"simple stainless gyuto" - what would be your pick?

Kitchen Knife Forums

Help Support Kitchen Knife Forums:

This site may earn a commission from merchant affiliate links, including eBay, Amazon, and others.
CarboNEXT will rust? In what universe? Have you owned one? Yes, it will discolor. No, it will not rust, no more than any stainless knife.
Would just like to state that mine rusted. Wiped it dry with a semi damp towel. Left it inside the knife guard in my knife bag for two days and it had bright orange rust spots. A Carbonext can rust. Still love mine and would recommend it highly.
 
I do appreciate that you guys keep the thread moving even though I have decided to get a custom knife :) (BTW, there could be some update in about a week).

On the rust topic - we have two sets of kitchen cutlery (one is WMF - a relatively high quality german product) - both are standard 18/10 stainless steel.

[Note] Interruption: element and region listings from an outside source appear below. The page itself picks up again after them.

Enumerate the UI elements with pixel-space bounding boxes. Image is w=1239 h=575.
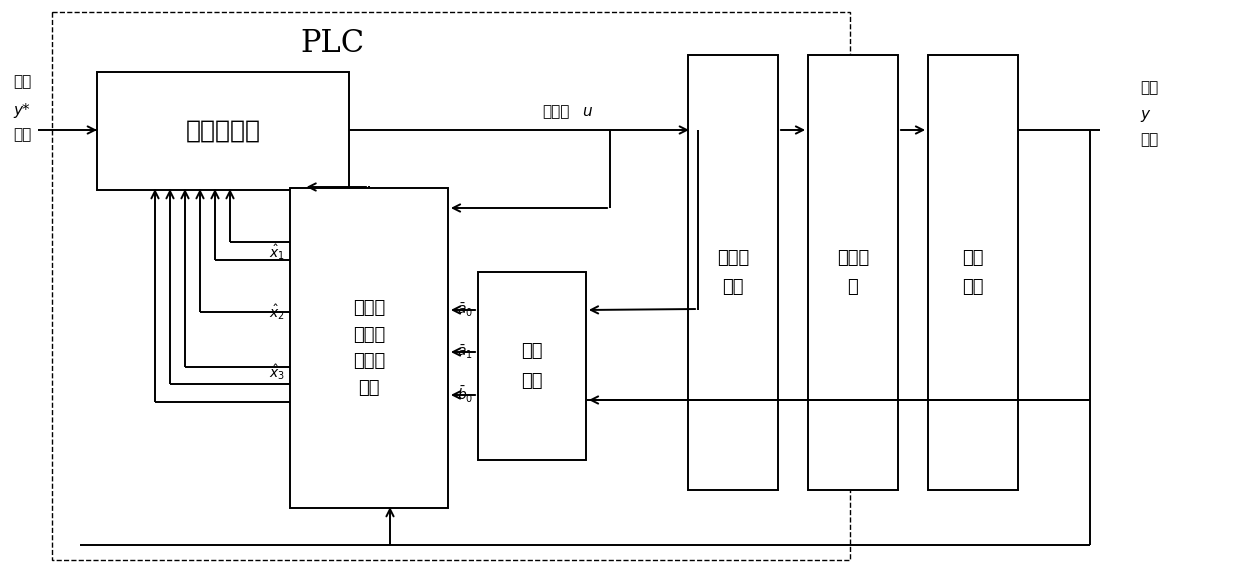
- Text: y*: y*: [14, 102, 30, 117]
- Text: u: u: [582, 105, 592, 120]
- Text: 转速: 转速: [12, 128, 31, 143]
- Text: $\hat{x}_3$: $\hat{x}_3$: [269, 362, 285, 382]
- Bar: [290, 188, 449, 508]
- Text: 设定: 设定: [12, 75, 31, 90]
- Text: $\hat{x}_1$: $\hat{x}_1$: [269, 242, 285, 262]
- Bar: [928, 55, 1018, 490]
- Text: 控制量: 控制量: [543, 105, 570, 120]
- Bar: [52, 12, 850, 560]
- Text: 转速: 转速: [1140, 132, 1158, 148]
- Bar: [808, 55, 898, 490]
- Text: y: y: [1140, 108, 1149, 122]
- Text: $\bar{a}_1$: $\bar{a}_1$: [457, 343, 473, 361]
- Text: 离线
辨识: 离线 辨识: [522, 342, 543, 390]
- Text: 反馈控制律: 反馈控制律: [186, 119, 260, 143]
- Text: $\bar{a}_0$: $\bar{a}_0$: [457, 301, 473, 319]
- Text: 离散时
间扩张
状态观
测器: 离散时 间扩张 状态观 测器: [353, 300, 385, 397]
- Text: 实际: 实际: [1140, 81, 1158, 95]
- Text: 三叶
风扇: 三叶 风扇: [963, 249, 984, 296]
- Bar: [688, 55, 778, 490]
- Text: $\hat{x}_2$: $\hat{x}_2$: [269, 302, 285, 322]
- Text: 伺服驱
动器: 伺服驱 动器: [717, 249, 750, 296]
- Bar: [97, 72, 349, 190]
- Bar: [478, 272, 586, 460]
- Text: $\bar{b}_0$: $\bar{b}_0$: [456, 385, 473, 405]
- Text: 伺服电
机: 伺服电 机: [836, 249, 869, 296]
- Text: PLC: PLC: [300, 29, 364, 59]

Both developed some rust/discolouration spots after just few times in dishwasher (in our previous apartment, we do not have one right now). After all stainless means exactly that stain LESS and not does not stain at all. It is only question of how aggressive is the environment whether given steel will start to rust/stain.
 
Second for Gesshin Ginga, but I'd go Wa handle. Love that knife.
 
After all stainless means exactly that stain LESS and not does not stain at all. It is only question of how aggressive is the environment whether given steel will start to rust/stain.

+1 (a very BIG +1)
 
+1 The term "workhorse" meaning a thicker knife is puzzling to me. Im not a pro, but I would consider a "workhorse" to be the knife that let's me perform the most amount of work for the longest period of time comfortably. For me, my Gesshin Ginga is still the most comfortable knife to use when I've had to cut for hours at a time.

True even in a pro environment a knife that cuts well with fruits vegitables & meat with out bone can be a workhorse. A light thin Japanese gyuto can go thru massive amounts of food well. When they wear down buy another one. Most food cut is not hard,the small % that is you need a heavier knife or cleaver. You need several knives in your bag. Knife care is always important, but you do not have to baby a knife like gesshin ginga, Konosuke, or Sakai Yusuke. They are quite capable for hours of cutting.